BM yetkilileri, Meclis Komisyonu'nda: İstanbul Sözleşmesi'nden çekilme kararının yeniden gözden geçirilmesini temenni ediyoruz

BM Kadın Birimi Türkiye Direktörü Asya Varbanova, Türkiye'nin İstanbul Sözleşmedi'nden çıkma kararının yeniden gözden geçirilmesini istedi

Fotoğraf: Twitter

Kadına Yönelik Şiddetin Sebeplerinin Tüm Yönleriyle Araştırılarak Alınması Gereken Tedbirlerin Belirlenmesi Amacıyla Kurulan Meclis Araştırması Komisyonu, AK Parti Malatya Milletvekili Öznur Çalık başkanlığında toplandı.

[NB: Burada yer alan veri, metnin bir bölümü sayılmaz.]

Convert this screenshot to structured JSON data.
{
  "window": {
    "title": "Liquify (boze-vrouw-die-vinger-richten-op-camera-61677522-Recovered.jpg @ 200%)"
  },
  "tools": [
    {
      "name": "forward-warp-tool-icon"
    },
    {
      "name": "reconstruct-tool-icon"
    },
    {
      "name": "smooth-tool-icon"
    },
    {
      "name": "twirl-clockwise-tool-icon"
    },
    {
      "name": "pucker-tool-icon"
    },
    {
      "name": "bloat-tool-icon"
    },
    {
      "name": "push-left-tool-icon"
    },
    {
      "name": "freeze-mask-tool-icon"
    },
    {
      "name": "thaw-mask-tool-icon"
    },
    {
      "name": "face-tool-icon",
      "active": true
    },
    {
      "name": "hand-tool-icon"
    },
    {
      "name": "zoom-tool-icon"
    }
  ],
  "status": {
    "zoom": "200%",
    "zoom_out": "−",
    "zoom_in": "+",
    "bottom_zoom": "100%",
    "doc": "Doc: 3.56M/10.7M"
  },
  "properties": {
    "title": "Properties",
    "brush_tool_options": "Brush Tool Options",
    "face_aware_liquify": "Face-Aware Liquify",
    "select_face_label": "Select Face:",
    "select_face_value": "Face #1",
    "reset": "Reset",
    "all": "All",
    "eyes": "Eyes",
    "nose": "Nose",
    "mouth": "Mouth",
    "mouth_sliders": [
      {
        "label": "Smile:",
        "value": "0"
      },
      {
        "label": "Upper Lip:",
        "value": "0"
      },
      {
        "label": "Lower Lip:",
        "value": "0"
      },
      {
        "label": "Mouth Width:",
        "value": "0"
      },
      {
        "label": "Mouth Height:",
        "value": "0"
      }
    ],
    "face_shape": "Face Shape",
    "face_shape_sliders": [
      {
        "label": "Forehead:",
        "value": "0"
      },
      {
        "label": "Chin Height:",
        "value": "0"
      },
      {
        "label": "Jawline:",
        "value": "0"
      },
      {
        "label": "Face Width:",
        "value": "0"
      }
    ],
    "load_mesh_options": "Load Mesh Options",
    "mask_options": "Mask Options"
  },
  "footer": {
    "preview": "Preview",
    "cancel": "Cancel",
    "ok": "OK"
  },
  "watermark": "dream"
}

Komisyon toplantısına, BM Kalkınma Programı (UNDP) Türkiye Mukim Temsilcisi Louisa Vinton, BM Nüfus Fonu (UNFPA) Türkiye Temsilcisi Hassan Mohtashami ile BM Kadın Birimi (UN Women) Türkiye Direktörü Varbanova katıldı.

BM Kadın Birimi Türkiye Direktörü Varbanova, komisyonda, aile içi ve kadına şiddetle mücadeleye yönelik konuşma yaptı.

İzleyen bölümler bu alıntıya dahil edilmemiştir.